6.12.06

PME pourquoi ne pas doubler votre taille ?

Les PME françaises ne se développent pas suffisamment.

Mon analyse est que notre pays n’a pas la « culture entreprise » mais vit sur son passé de lumière : la France monarchique des arts et des lettres.

Nous sommes au 21ème siècle et ce sont bien l’artisanat et les PME qui créent les emplois et la richesse de notre pays.

Alors pourquoi ne se développent-ils pas davantage ? Parlons-en, donnez votre avis !

Pour ma part, je crois sincèrement que cela vient du fait de cette réminiscence de notre état d’esprit « ancien régime » ; l’activité commerciale n’est pas noble.
Dans notre pays exercer la profession de vendeur par exemple n’est pas aussi valorisant que dans les pays nordiques ou les pays anglo-saxons.

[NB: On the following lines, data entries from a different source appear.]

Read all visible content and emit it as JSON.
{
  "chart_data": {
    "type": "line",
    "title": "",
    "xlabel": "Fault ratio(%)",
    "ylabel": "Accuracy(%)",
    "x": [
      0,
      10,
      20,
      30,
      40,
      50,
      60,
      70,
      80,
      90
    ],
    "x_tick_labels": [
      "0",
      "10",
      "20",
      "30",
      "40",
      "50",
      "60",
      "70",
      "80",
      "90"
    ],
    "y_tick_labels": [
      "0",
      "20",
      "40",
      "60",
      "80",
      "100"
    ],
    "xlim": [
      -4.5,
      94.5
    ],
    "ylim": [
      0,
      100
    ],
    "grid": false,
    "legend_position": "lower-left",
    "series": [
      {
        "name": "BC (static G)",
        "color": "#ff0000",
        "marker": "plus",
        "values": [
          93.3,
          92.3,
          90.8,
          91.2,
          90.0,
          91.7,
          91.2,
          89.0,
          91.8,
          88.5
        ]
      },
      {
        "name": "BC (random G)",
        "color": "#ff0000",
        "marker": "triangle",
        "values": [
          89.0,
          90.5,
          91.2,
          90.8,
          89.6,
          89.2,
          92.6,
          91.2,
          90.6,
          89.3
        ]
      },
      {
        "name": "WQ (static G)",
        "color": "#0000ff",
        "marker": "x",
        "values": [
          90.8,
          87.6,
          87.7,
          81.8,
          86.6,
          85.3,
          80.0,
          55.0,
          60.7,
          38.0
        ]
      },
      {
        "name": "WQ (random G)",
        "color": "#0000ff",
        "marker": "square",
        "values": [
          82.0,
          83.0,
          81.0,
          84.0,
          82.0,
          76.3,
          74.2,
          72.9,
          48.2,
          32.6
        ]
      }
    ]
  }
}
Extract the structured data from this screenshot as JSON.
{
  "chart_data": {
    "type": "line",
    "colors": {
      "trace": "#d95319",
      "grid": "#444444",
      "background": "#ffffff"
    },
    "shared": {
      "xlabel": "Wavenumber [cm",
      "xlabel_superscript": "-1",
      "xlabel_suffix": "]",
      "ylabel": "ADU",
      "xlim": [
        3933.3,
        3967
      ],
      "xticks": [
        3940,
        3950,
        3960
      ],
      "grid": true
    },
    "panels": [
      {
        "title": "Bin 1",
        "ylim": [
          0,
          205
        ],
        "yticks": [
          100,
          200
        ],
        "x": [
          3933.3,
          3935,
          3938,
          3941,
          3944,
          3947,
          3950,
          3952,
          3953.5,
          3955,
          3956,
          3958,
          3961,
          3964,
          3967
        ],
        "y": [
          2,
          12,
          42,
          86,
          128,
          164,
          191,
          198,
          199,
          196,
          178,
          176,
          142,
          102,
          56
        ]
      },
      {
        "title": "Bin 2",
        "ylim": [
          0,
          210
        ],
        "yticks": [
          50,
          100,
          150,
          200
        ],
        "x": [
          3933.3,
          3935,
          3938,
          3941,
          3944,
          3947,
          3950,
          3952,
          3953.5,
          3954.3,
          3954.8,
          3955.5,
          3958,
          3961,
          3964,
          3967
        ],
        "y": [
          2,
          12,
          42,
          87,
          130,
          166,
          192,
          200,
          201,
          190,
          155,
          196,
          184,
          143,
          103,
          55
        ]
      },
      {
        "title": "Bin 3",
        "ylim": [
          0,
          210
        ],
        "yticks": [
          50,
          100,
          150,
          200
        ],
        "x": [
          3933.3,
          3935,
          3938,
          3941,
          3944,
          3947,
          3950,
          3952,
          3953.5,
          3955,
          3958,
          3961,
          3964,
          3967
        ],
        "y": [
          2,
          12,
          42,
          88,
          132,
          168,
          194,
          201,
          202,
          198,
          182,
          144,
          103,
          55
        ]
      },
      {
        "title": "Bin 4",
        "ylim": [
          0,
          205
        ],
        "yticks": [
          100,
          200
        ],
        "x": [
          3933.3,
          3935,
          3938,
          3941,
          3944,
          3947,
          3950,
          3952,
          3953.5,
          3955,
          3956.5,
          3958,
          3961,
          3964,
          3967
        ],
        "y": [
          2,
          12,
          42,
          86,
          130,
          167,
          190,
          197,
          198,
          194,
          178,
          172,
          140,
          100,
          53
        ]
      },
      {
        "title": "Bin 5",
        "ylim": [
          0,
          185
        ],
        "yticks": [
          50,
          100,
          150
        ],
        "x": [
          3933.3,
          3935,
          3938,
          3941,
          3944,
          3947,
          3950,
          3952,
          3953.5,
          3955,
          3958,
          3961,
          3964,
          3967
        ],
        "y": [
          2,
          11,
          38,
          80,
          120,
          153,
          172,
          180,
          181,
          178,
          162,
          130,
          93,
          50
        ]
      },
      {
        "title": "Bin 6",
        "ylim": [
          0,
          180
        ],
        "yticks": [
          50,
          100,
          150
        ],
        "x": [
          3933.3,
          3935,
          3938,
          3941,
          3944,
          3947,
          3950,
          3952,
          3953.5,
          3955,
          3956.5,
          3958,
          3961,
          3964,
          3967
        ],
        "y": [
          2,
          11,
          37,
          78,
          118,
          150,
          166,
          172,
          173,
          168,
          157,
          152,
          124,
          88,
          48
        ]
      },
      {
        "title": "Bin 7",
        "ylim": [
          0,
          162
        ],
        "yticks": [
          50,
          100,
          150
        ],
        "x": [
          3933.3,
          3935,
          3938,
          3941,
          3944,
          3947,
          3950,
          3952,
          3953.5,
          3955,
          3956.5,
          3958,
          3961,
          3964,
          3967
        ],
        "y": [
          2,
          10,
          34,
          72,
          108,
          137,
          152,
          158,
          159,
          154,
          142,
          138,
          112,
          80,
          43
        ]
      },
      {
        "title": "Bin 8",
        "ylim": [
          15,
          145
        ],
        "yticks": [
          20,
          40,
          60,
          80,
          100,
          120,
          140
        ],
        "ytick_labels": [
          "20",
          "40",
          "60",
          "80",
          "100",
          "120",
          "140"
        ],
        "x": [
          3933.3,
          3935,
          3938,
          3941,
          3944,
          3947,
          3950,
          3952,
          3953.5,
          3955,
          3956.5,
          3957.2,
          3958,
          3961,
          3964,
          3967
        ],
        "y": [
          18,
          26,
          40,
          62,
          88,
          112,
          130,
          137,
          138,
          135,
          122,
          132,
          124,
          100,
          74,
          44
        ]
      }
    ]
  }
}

Et pourtant ne serait-ce pas là notre point faible ?

  • Savons-nous bien assurer notre développement en trouvant de nouveaux clients ?
  • Savons-nous identifier les opportunités de croissance ?
  • Savons-nous investir de nouveaux segments de marché ?
  • Savons-nous élaborer une vision ambitieuse à moyen terme et donner à notre entreprise les moyens de réaliser cette ambition ?

Et pourtant, presque tout est possible en matière de développement commercial !

Il ne faut pas que cela reste un rêve …

Renseignements : info-jlc@wanadoo.fr

Dirigeant, brisez votre solitude !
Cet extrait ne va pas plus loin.